The invitation to fill out a survey expressing those views was announced Sept. 5. “Your feedback is important in helping us shape respectful, clear, and community-centered policies,” read the post appearing on the agency’s social media page.

The survey, he said, is one step towards making those rules a reality. Houses of worship, funeral homes, families, contractors, and the public are all invited to submit comments by or before Sept. 27 to contactdpw@dpw.vi.govdpw.vi.gov/dpw-policies/.

Among the proposed new rules are requirements for licensed contractors to perform services within cemeteries, establish times when internments can occur, and procedures that all parties must observe. “We’re establishing rules and regulations for use of our public cemeteries,” said Public Works Commissioner Derek Gabriel.

Changes to cemetery practices are already taking place; earlier this year, Human Services began ordering cremation for the indigent deceased, Gabriel said.

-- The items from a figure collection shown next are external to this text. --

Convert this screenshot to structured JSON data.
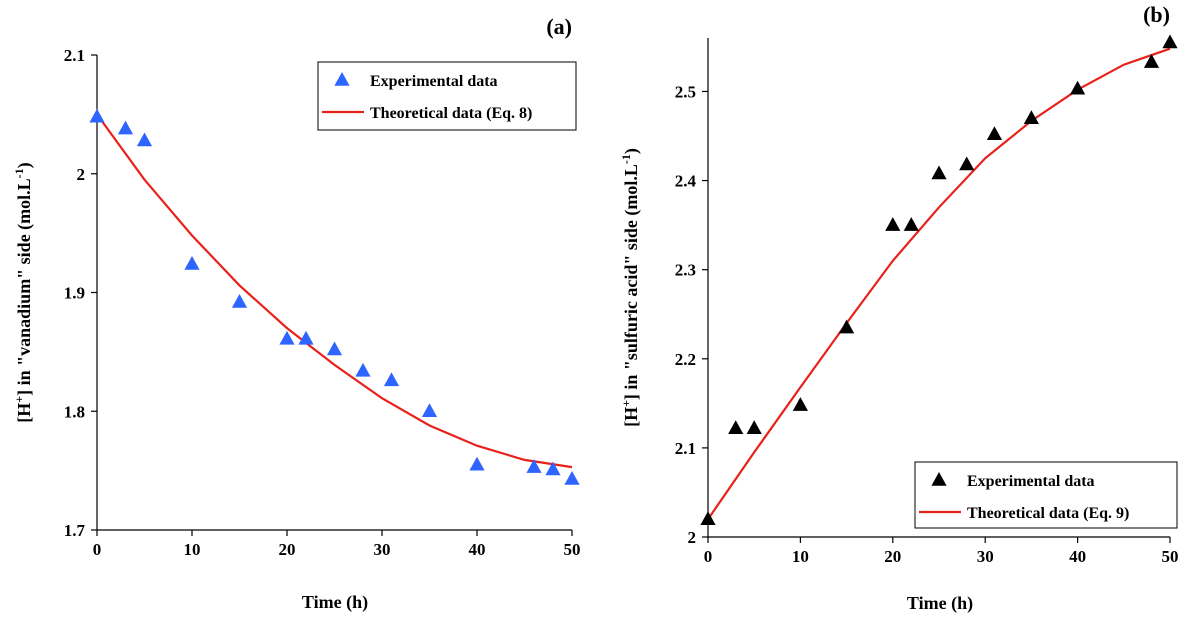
{
  "chart_data": [
    {
      "type": "scatter",
      "panel_label": "(a)",
      "xlabel": "Time (h)",
      "ylabel_parts": {
        "pre": "[H",
        "sup": "+",
        "mid": "] in \"vanadium\" side (mol.L",
        "sup2": "-1",
        "post": ")"
      },
      "xlim": [
        0,
        50
      ],
      "ylim": [
        1.7,
        2.1
      ],
      "xticks": [
        "0",
        "10",
        "20",
        "30",
        "40",
        "50"
      ],
      "yticks": [
        "1.7",
        "1.8",
        "1.9",
        "2",
        "2.1"
      ],
      "legend_position": "top-right",
      "series": [
        {
          "name": "Experimental data",
          "kind": "markers",
          "marker": "triangle",
          "color": "#2e64ff",
          "x": [
            0,
            3,
            5,
            10,
            15,
            20,
            22,
            25,
            28,
            31,
            35,
            40,
            46,
            48,
            50
          ],
          "y": [
            2.048,
            2.038,
            2.028,
            1.924,
            1.892,
            1.861,
            1.861,
            1.852,
            1.834,
            1.826,
            1.8,
            1.755,
            1.753,
            1.751,
            1.743
          ]
        },
        {
          "name": "Theoretical data (Eq. 8)",
          "kind": "line",
          "color": "#e8211b",
          "x": [
            0,
            5,
            10,
            15,
            20,
            25,
            30,
            35,
            40,
            45,
            50
          ],
          "y": [
            2.05,
            1.995,
            1.948,
            1.906,
            1.87,
            1.839,
            1.811,
            1.788,
            1.771,
            1.759,
            1.753
          ]
        }
      ]
    },
    {
      "type": "scatter",
      "panel_label": "(b)",
      "xlabel": "Time (h)",
      "ylabel_parts": {
        "pre": "[H",
        "sup": "+",
        "mid": "] in \"sulfuric acid\" side (mol.L",
        "sup2": "-1",
        "post": ")"
      },
      "xlim": [
        0,
        50
      ],
      "ylim": [
        2.0,
        2.56
      ],
      "xticks": [
        "0",
        "10",
        "20",
        "30",
        "40",
        "50"
      ],
      "yticks": [
        "2",
        "2.1",
        "2.2",
        "2.3",
        "2.4",
        "2.5"
      ],
      "legend_position": "bottom-right",
      "series": [
        {
          "name": "Experimental data",
          "kind": "markers",
          "marker": "triangle",
          "color": "#000000",
          "x": [
            0,
            3,
            5,
            10,
            15,
            20,
            22,
            25,
            28,
            31,
            35,
            40,
            48,
            50
          ],
          "y": [
            2.02,
            2.122,
            2.122,
            2.148,
            2.235,
            2.35,
            2.35,
            2.408,
            2.418,
            2.452,
            2.47,
            2.503,
            2.533,
            2.555
          ]
        },
        {
          "name": "Theoretical data (Eq. 9)",
          "kind": "line",
          "color": "#e8211b",
          "x": [
            0,
            5,
            10,
            15,
            20,
            25,
            30,
            35,
            40,
            45,
            50
          ],
          "y": [
            2.02,
            2.095,
            2.168,
            2.24,
            2.31,
            2.37,
            2.425,
            2.467,
            2.502,
            2.53,
            2.548
          ]
        }
      ]
    }
  ]
}
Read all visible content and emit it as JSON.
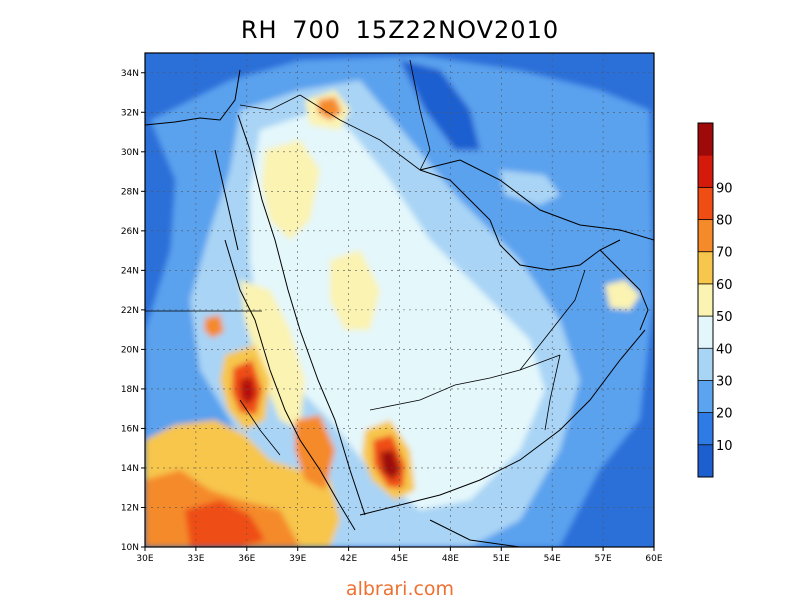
{
  "title": "RH 700 15Z22NOV2010",
  "watermark": "albrari.com",
  "map": {
    "lon_range": [
      30,
      60
    ],
    "lat_range": [
      10,
      35
    ],
    "x_ticks": [
      "30E",
      "33E",
      "36E",
      "39E",
      "42E",
      "45E",
      "48E",
      "51E",
      "54E",
      "57E",
      "60E"
    ],
    "y_ticks": [
      "10N",
      "12N",
      "14N",
      "16N",
      "18N",
      "20N",
      "22N",
      "24N",
      "26N",
      "28N",
      "30N",
      "32N",
      "34N"
    ],
    "gridlines": true
  },
  "colorbar": {
    "labels": [
      "10",
      "20",
      "30",
      "40",
      "50",
      "60",
      "70",
      "80",
      "90"
    ],
    "colors": [
      "#1e5fd0",
      "#2f7be6",
      "#5ca4ef",
      "#a8d4f6",
      "#e2f6fb",
      "#fbf3b2",
      "#f7c64c",
      "#f58a2a",
      "#ef4d14",
      "#d41a0a",
      "#9e0a0a"
    ]
  },
  "palette": {
    "background": "#2b6fd8",
    "mid_blue": "#5aa1ee",
    "light_blue": "#a9d4f5",
    "pale": "#e4f7fb",
    "yellow": "#fbf3b2",
    "orange": "#f7c64c",
    "dark_orange": "#f58a2a",
    "red": "#d41a0a",
    "dark_red": "#9e0a0a"
  }
}
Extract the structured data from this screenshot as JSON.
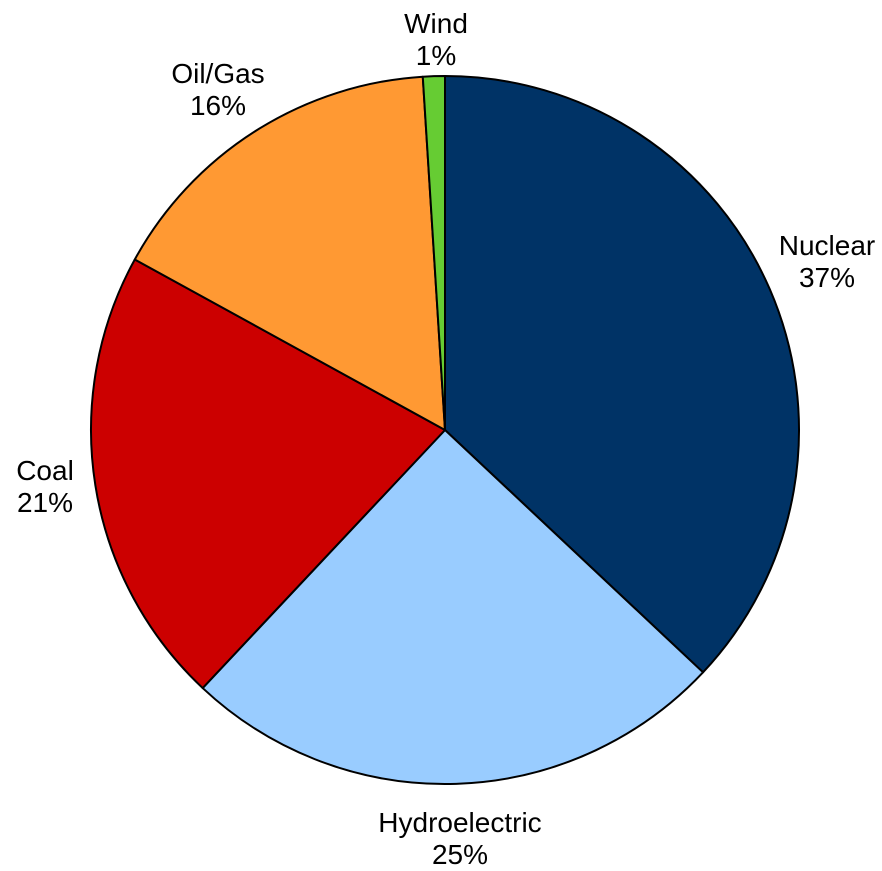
{
  "chart_data": {
    "type": "pie",
    "title": "",
    "start_angle": "12 o'clock",
    "direction": "clockwise",
    "slices": [
      {
        "label": "Nuclear",
        "value": 37,
        "display": "37%",
        "color": "#003366"
      },
      {
        "label": "Hydroelectric",
        "value": 25,
        "display": "25%",
        "color": "#99ccff"
      },
      {
        "label": "Coal",
        "value": 21,
        "display": "21%",
        "color": "#cc0000"
      },
      {
        "label": "Oil/Gas",
        "value": 16,
        "display": "16%",
        "color": "#ff9933"
      },
      {
        "label": "Wind",
        "value": 1,
        "display": "1%",
        "color": "#66cc33"
      }
    ],
    "legend": "none",
    "data_labels": "outside"
  }
}
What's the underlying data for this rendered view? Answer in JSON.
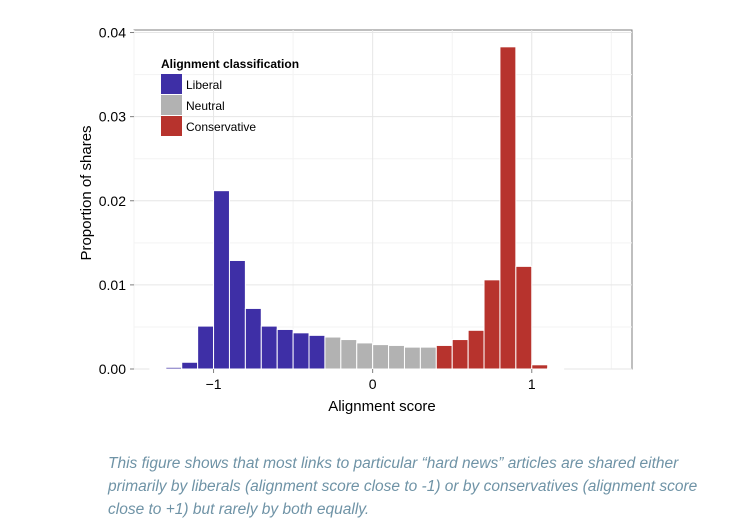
{
  "chart_data": {
    "type": "bar",
    "title": "",
    "xlabel": "Alignment score",
    "ylabel": "Proportion of shares",
    "xlim": [
      -1.5,
      1.63
    ],
    "ylim": [
      0,
      0.0403
    ],
    "x_ticks": [
      -1,
      0,
      1
    ],
    "x_tick_labels": [
      "−1",
      "0",
      "1"
    ],
    "y_ticks": [
      0,
      0.01,
      0.02,
      0.03,
      0.04
    ],
    "y_tick_labels": [
      "0.00",
      "0.01",
      "0.02",
      "0.03",
      "0.04"
    ],
    "grid": true,
    "bin_width": 0.1,
    "legend": {
      "title": "Alignment classification",
      "position": "top-left",
      "entries": [
        "Liberal",
        "Neutral",
        "Conservative"
      ]
    },
    "colors": {
      "Liberal": "#3e2fa6",
      "Neutral": "#b2b2b2",
      "Conservative": "#b7332d"
    },
    "bins": [
      {
        "x": -1.35,
        "value": 0.0001,
        "class": "Liberal"
      },
      {
        "x": -1.25,
        "value": 0.0002,
        "class": "Liberal"
      },
      {
        "x": -1.15,
        "value": 0.0008,
        "class": "Liberal"
      },
      {
        "x": -1.05,
        "value": 0.0051,
        "class": "Liberal"
      },
      {
        "x": -0.95,
        "value": 0.0212,
        "class": "Liberal"
      },
      {
        "x": -0.85,
        "value": 0.0129,
        "class": "Liberal"
      },
      {
        "x": -0.75,
        "value": 0.0072,
        "class": "Liberal"
      },
      {
        "x": -0.65,
        "value": 0.0051,
        "class": "Liberal"
      },
      {
        "x": -0.55,
        "value": 0.0047,
        "class": "Liberal"
      },
      {
        "x": -0.45,
        "value": 0.0043,
        "class": "Liberal"
      },
      {
        "x": -0.35,
        "value": 0.004,
        "class": "Liberal"
      },
      {
        "x": -0.25,
        "value": 0.0038,
        "class": "Neutral"
      },
      {
        "x": -0.15,
        "value": 0.0035,
        "class": "Neutral"
      },
      {
        "x": -0.05,
        "value": 0.0031,
        "class": "Neutral"
      },
      {
        "x": 0.05,
        "value": 0.0029,
        "class": "Neutral"
      },
      {
        "x": 0.15,
        "value": 0.0028,
        "class": "Neutral"
      },
      {
        "x": 0.25,
        "value": 0.0026,
        "class": "Neutral"
      },
      {
        "x": 0.35,
        "value": 0.0026,
        "class": "Neutral"
      },
      {
        "x": 0.45,
        "value": 0.0028,
        "class": "Conservative"
      },
      {
        "x": 0.55,
        "value": 0.0035,
        "class": "Conservative"
      },
      {
        "x": 0.65,
        "value": 0.0046,
        "class": "Conservative"
      },
      {
        "x": 0.75,
        "value": 0.0106,
        "class": "Conservative"
      },
      {
        "x": 0.85,
        "value": 0.0383,
        "class": "Conservative"
      },
      {
        "x": 0.95,
        "value": 0.0122,
        "class": "Conservative"
      },
      {
        "x": 1.05,
        "value": 0.0005,
        "class": "Conservative"
      },
      {
        "x": 1.15,
        "value": 0.0001,
        "class": "Conservative"
      }
    ]
  },
  "caption": "This figure shows that most links to particular “hard news” articles are shared either primarily by liberals (alignment score close to -1) or by conservatives (alignment score close to +1) but rarely by both equally."
}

Most recently, Public Works began building a perimeter wall around Western Cemetery 3 with help from Rumina Construction, LLC. ”Remaining work in the scope includes painting, gate installations, monument signs, stonework, sidewalk installations, and additional lettering along the cemetery wall,” according to a DPW press release.

Gabriel said the wall project was intended to maintain the integrity of public spaces and install architectural features in Section Three consistent with Sections One and Two. Internment at Western Cemetery has now been declared closed with some exceptions.

All burials on St. Thomas now take place at Eastern Cemetery in Smith Bay or in burial grounds on private property. “We are really suffering from a lack of space at all of our cemeteries territorywide,” the commissioner said.

State Historic Preservation Director Sean Krigger confirmed Gabriel’s remarks about the recent wall construction.

“The wall they’re building around cemetery number three, it’s really dictated by the historical details of cemetery number one. The pointed tops (of the wall), those are very common for walls in the districts. It was a common detail, and it had functionality too; it sheds water off the top of the wall, but it also deterred people from sitting on it,” Kriggger said.

Retired educator Glen Kwabena Davis said Western Cemetery began as a place of final rest for those St. Thomas residents who did not belong to churches or families that had their own burial grounds.

In his remarks, Krigger added an ironic note: Western Cemetery was created by the then-Danish government in the 1700s and 1800s to relieve overcrowding taking place in private burial grounds.

“I guess the government tried too much to accommodate too many families … so things started getting out of control,” he said. “And eventually, they switched over to number two.”